Agreeing on a definition on “healthy” and “unhealthy” will be impossible here, but in a more realistic biological setup we might identify, for example, rounded or elongated cells, which are more easily distinguished visually.
You can already train the classifier at this step by clicking
Train, however, it will be biased towards features with
large numeric range.

Enable feature scaling
To avoid features with large numeric ranges dominating the classifier, enable scalar normalization:
Advanced > Use Scalar

Train and inspect features
Train the classifier (button name may be “Train”, or training may happen automatically depending on your version/settings). CPA will show which measured features it is using.

Evaluate the classifier
Next, we wish to check what the classifier is detecting in our two images. To do so, select:
Evaluation > Classification Report

Then click Evaluate.

CPA will show a report with metrics such as precision, recall, and F1.
- Precision: of the cells predicted as Healthy, how many were labeled Healthy?
- Recall: of the labeled Healthy cells, how many did the classifier identify as sch?
- F1: a balanced score combining precision and recall (useful when classes are imbalanced, like here)

Score all images
As a further evaluation, we can predict phenotypes in all images using Score All.

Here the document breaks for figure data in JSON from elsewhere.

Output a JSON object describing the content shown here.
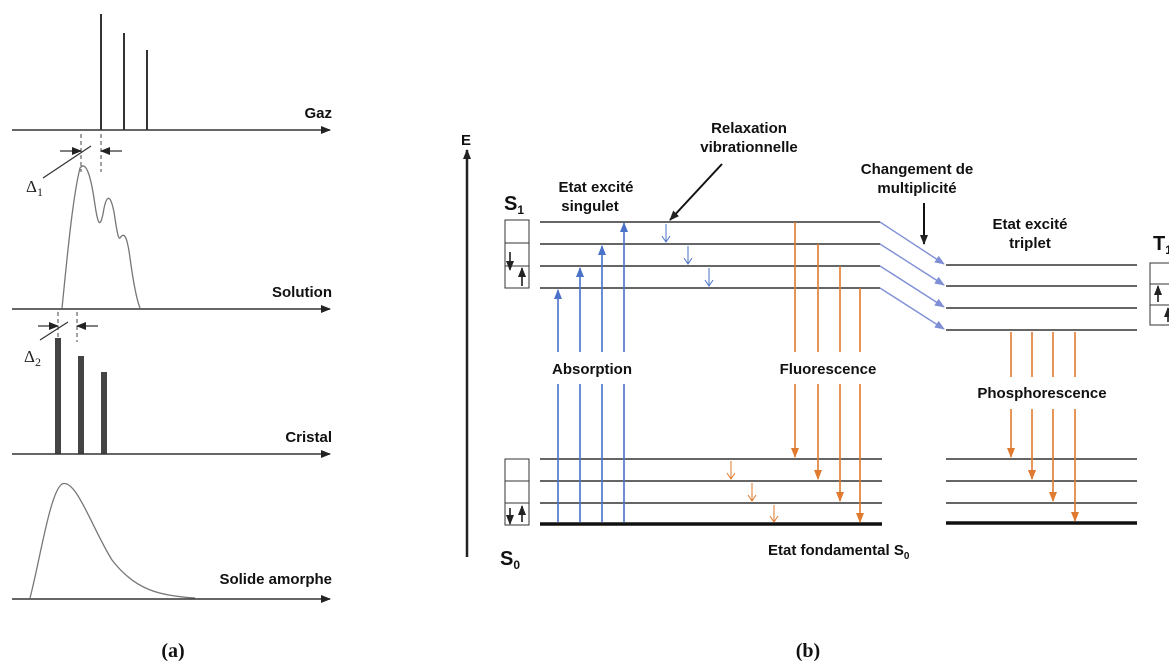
{
  "panel_a": {
    "caption": "(a)",
    "delta1": "Δ",
    "delta1_sub": "1",
    "delta2": "Δ",
    "delta2_sub": "2",
    "rows": [
      {
        "label": "Gaz"
      },
      {
        "label": "Solution"
      },
      {
        "label": "Cristal"
      },
      {
        "label": "Solide amorphe"
      }
    ]
  },
  "panel_b": {
    "caption": "(b)",
    "axis_label": "E",
    "s1": "S",
    "s1_sub": "1",
    "s0": "S",
    "s0_sub": "0",
    "t1": "T",
    "t1_sub": "1",
    "singlet_label_1": "Etat excité",
    "singlet_label_2": "singulet",
    "triplet_label_1": "Etat excité",
    "triplet_label_2": "triplet",
    "relax_label_1": "Relaxation",
    "relax_label_2": "vibrationnelle",
    "mult_label_1": "Changement de",
    "mult_label_2": "multiplicité",
    "absorption": "Absorption",
    "fluorescence": "Fluorescence",
    "phosphorescence": "Phosphorescence",
    "ground_label": "Etat fondamental S",
    "ground_sub": "0"
  },
  "colors": {
    "absorption": "#4a72c8",
    "emission": "#e07a2e",
    "crossing": "#7f8fd6",
    "line": "#333333"
  }
}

CPA will produce a table summarizing class enrichment per image/condition. In our dataset, you should see a trend consistent with the experiment: well B02 (i.e. DMSO) is (non-significantly) enriched for Healthy cells compared with cytoD-treated (B07) images.

Conclusions
You have now gone from segmentation and measurements (CellProfiler) to phenotype classification (CellProfiler Analyst). This workflow is powerful, but it only works well when:
- you have sufficiently descriptive features and
- there is a visual phenotype.
- CellProfiler Analyst can classify cellular phenotypes using the measurements exported by CellProfiler.
- The properties file tells CPA how to find and interpret your database and images.
- ExportToDatabase can generate CPA-ready outputs, but database may need extra filtering.
- Classifier performance depends heavily on consistent labels and representative training examples.